Делянка занимала двадцать десятин леса и упиралась в барскую усадьбу. На помещичьей земле второй год жили матросы-новобранцы в ожидании, пюка их доставят на новые, еще строящиеся корабли. Офицер, присланный к ним, не давал им лениться. Прошлой зимой он прика­зал матросам вылепить из снега большой корабль. Ста­рые, поблекшие портьеры из барского дома пошли на паруса. «Белый корабль» высился в деревне среди покасившихся избушек и угрожал барскому дому ледяной «пушкой». Матросы, припадая к земле и карабкаясь по «реям», учились приемам. Барин подсмеивался, выходя на прогулку, скучающие дочки его робели: «Ужель будет война?»
Теперь матросы работали в лесу; на месте снежного корабля стояла болотистая черная вода. Морской офицер жил сейчас в лесной сторожке, среди мешков с провиан­том, карт и морских книг.
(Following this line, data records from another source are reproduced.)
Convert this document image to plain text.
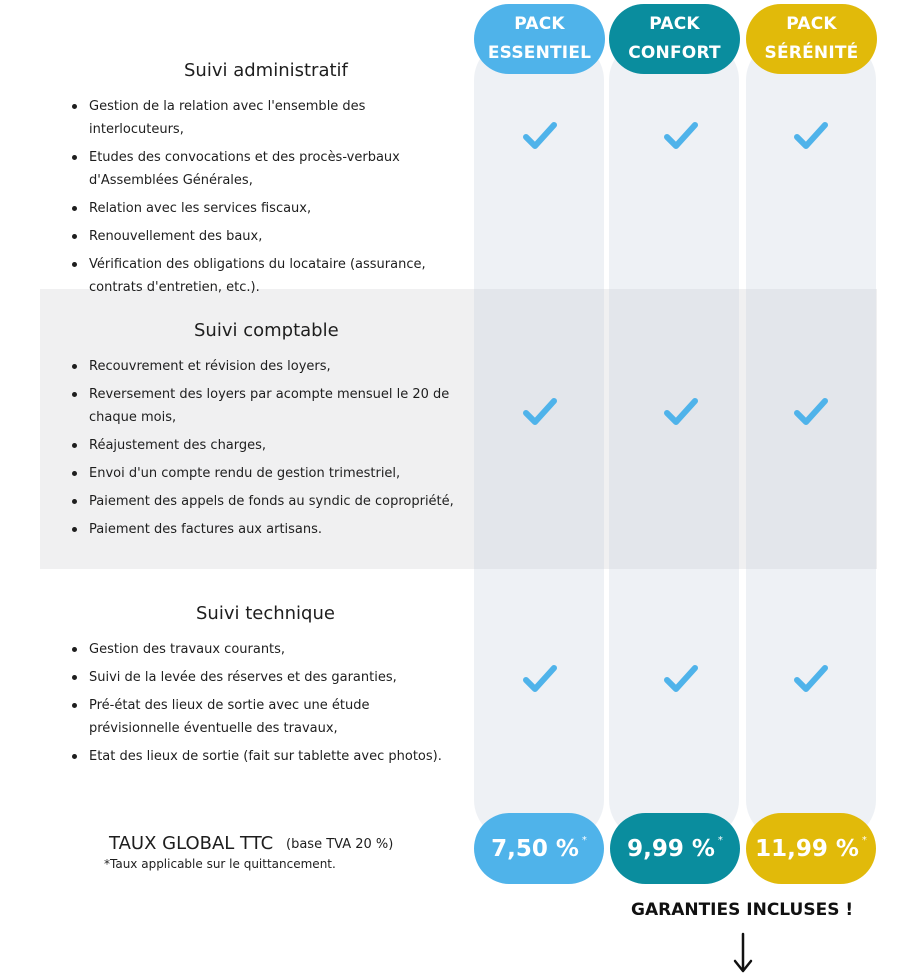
PACK
ESSENTIEL
PACK
CONFORT
PACK
SÉRÉNITÉ
Suivi administratif
Gestion de la relation avec l'ensemble des interlocuteurs,
Etudes des convocations et des procès-verbaux d'Assemblées Générales,
Relation avec les services fiscaux,
Renouvellement des baux,
Vérification des obligations du locataire (assurance, contrats d'entretien, etc.).
Suivi comptable
Recouvrement et révision des loyers,
Reversement des loyers par acompte mensuel le 20 de chaque mois,
Réajustement des charges,
Envoi d'un compte rendu de gestion trimestriel,
Paiement des appels de fonds au syndic de copropriété,
Paiement des factures aux artisans.
Suivi technique
Gestion des travaux courants,
Suivi de la levée des réserves et des garanties,
Pré-état des lieux de sortie avec une étude prévisionnelle éventuelle des travaux,
Etat des lieux de sortie (fait sur tablette avec photos).
TAUX GLOBAL TTC (base TVA 20 %)
*Taux applicable sur le quittancement.
7,50 % * 9,99 % * 11,99 % *
GARANTIES INCLUSES !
Андрей Лазарев тотчас по прибытии навестил его, имея поручение от Адмиралтейства «ревизировать поряд­ки и жительство тамошней морской части». Вместе с Лазаревым к офицеру пошел и Охтин. Моряк назвался лейтенантом Арбузовым, встретил приезжих без тени опаски, заявил им, что житьем своим «премного доволен».
Рассказывая Лазареву и Охтину о своей жизни здесь, он обронил: «Вот так и живем в поселении-то нашем».
Захарыч поймал его на слове и спросил:
– А ведь в военных поселениях ныне и матросов будут готовить. К тому идет! Хорошо ли это, ваше благо­родие?
– Матросов как не готовить? Говорят, сотни новых кораблей скоро флаги поднимут?
– До чего дожили, – с горечью усмехнулся мастер. – Поселение! Браки по приказу фельдфебеля, работа на государеву барщину, мужиков с бабами в казарму! К нам в Кронштадт военный чиновник от Аракчеева прибыл за рабочими надзирать и определить, кого из них на юг, на жительство, кого в деревню… Государев план, мол, посе­ления нужными людьми заполнить, а новых мастеров, тех, что из иноземцев, в Кронштадт поселить!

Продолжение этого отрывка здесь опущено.